あかうしのあくび2022の春号は千年の草原を守るために行われている取り組みについてQ&A形式で紹介します。
春:野焼き
Q.野焼きとはなんですか。
A.野焼きとは、野外で葦(あし)などの植生や刈草、作物の栽培に伴う副産物である藁(わら)、殻(から)、剪定枝(せんていえだ)などの作物残渣といったものを人為的に焼却することです。
Q.なぜ野焼きをするのか。
A.草原を燃やすことによって、草原に生息している動植物たちに寄生している病害虫を駆除するためです。また、日本は春、夏、秋、冬と四季がはっきりしているため、草をそのままにすると伸びてしまい長い年月を経てば、森林になってしまいます。それを遷移(せんい)といいます。その遷移(せんい)止めるためでもあります。
夏.放牧
Q.なぜ放牧をするのか。
A.阿蘇は赤牛が有名ですね。特に赤牛の弁当や丼がおいしいですね。その赤牛をはじめとする家畜を放牧することで、広い草原で活発に動き、草原の草を食べるため、栄養豊富なお肉ができるのです。また、家畜が草原の草を食べることによって、遷移(せんい)を抑えてくれているのです。そのため、放牧は草原を守るために行われているのですね。
Q.赤牛とはどんな牛なんですか。
A.赤牛とは褐毛和種(あかげわしゅ)は熊本系と高知系に分けられています。現在の「くまもとあか牛」は、阿蘇、矢部および球磨地方で飼われていた在来種とシンメンタール種の交配により改良された固有種で、昭和19年に和牛として登録されました。あか牛は、耐寒・耐暑性に優れており、放牧に適し、性格がおとなしく飼育しやすいという特性を持っています。肉質は赤身が多く、適度の脂肪分も含み、うま味とやわらかさ、ヘルシーさを兼ね備えています。
Q.採草とはなにをするのですか。
A.採草とは文字通り草を採ることです。阿蘇では夏と冬に分けて採草を行います。夏は家畜の飼料用となり、冬は畑の堆肥用として採取されます。また、飼料や堆肥だけでなく、茅採取も行っています。茅の生産量は日本一で、京都や広島をはじめとする地域のかやぶき屋根の建物に役立てています。
秋.輪地切り・輪地焼き
Q.なぜ輪地切り・輪地焼きをするのか。
A.輪地切り・輪地焼きは、野焼きをする際の避難場所や、森林や私有地に延焼を防ぐための防火帯のことをいいます。草原の端っこに草が刈ってある場所があります。それが輪地切りです。そして輪地切りを行った約2週間後に輪地焼きを行います。草千里では一部建物があり、輪地焼きができないところがあるので、輪地切りだけ行います。。余談ですが、輪地焼きの時にジェットシューターで火を消すときに誤って友達の顔面に水をかけてしまった経験があります(笑)
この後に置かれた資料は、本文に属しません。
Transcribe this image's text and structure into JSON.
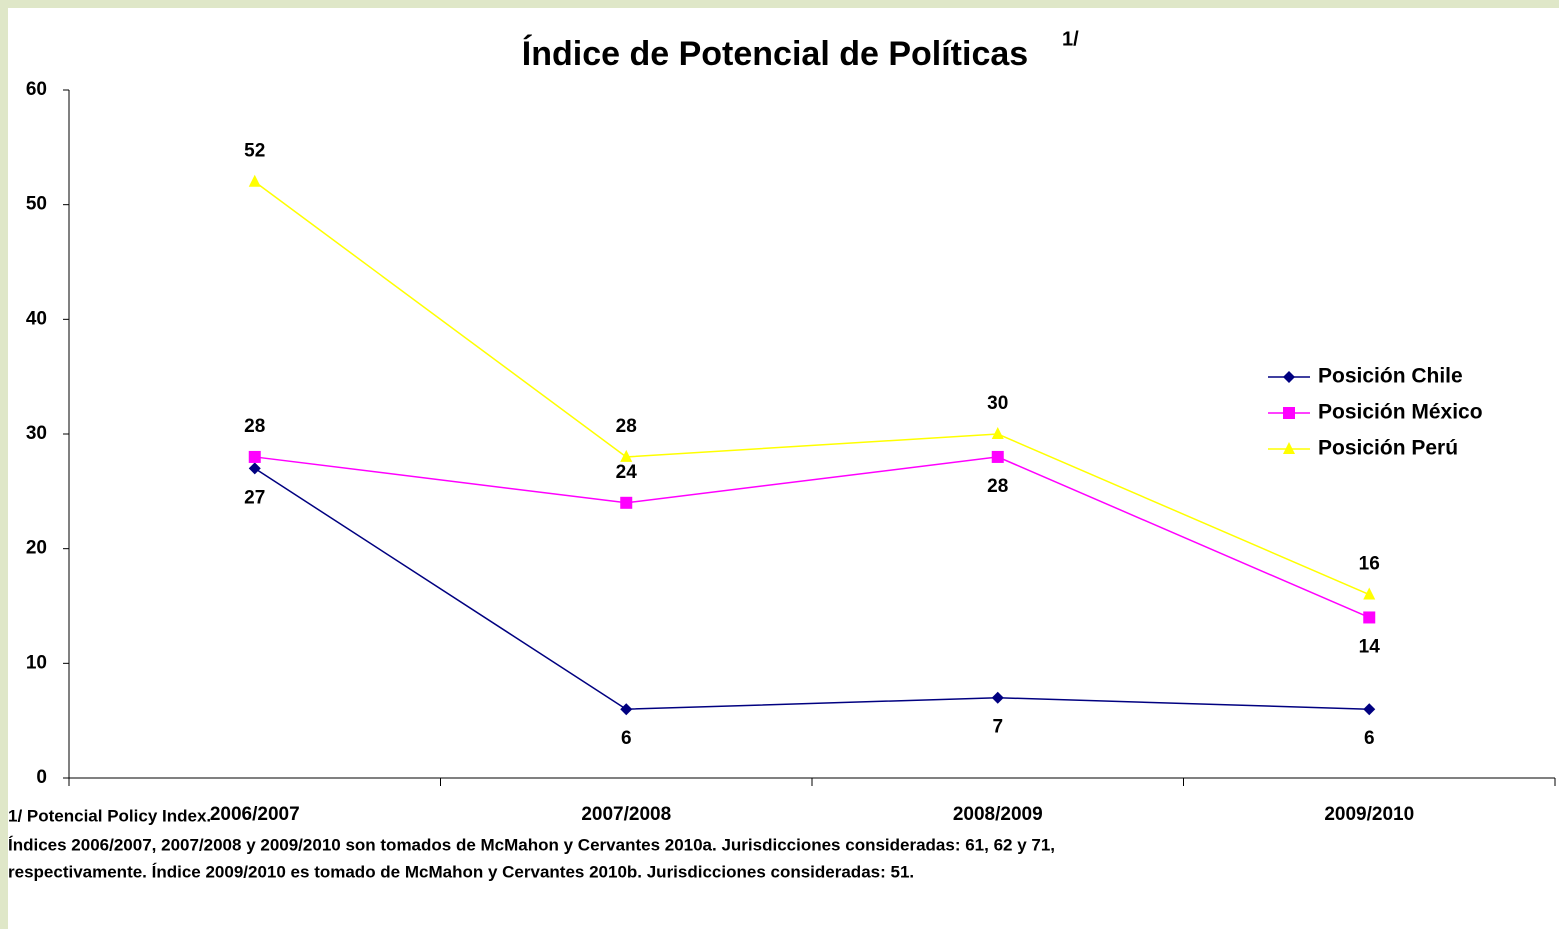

阿蘇の秋は「すすき」の草原になります。阿蘇の紅葉と言ったら「すすき」黄金色に輝くすすきはとても優雅で穏やかに踊っています。阿蘇の至る所で見ることができますが、特に県道11号線通称やまなみハイウェイはドライブが楽しいですよ♪見渡す限りすすきの草原に囲まれていて、壮大な景色に包まれます。
Q.野焼きと輪地切り・輪地焼きはとてもきついですか。
A.もちろん、肉体労働でもあり神経を使うのでとても過酷な労働でもあります。また、火や機械を使うので危険が生じます。しかし、阿蘇の草原を守るのだという使命感があればきつさなど二の次です。
私自身、野焼きや輪地切り・輪地焼きをした翌日には筋肉痛で動けませんでしたが、とてもやりがいを感じました。また、実習の帰りのバスから望む米塚の野焼きは絶景でした。終わった後に入った温泉と食事は格別でした。
冬.白銀の世界
Q.雪はどのくらい降るんですか?
A.阿蘇の最も降雪量の多い月は1月であり、平均降雪量は41㎜です。余談ですが、阿蘇の気温は東北と大して変わりません。
このように、サイクルを繰り返すことで、日本一の面積を誇る阿蘇の草原を維持しています。近年では、少子高齢化や畜産農家の減少により草原を維持することが難しくなっています。これからも、野焼き見学ツアーやブログなどを通して、阿蘇の草原の魅力や、野焼きをはじめとする草原維持活動の大切さを発信していきたいと思います。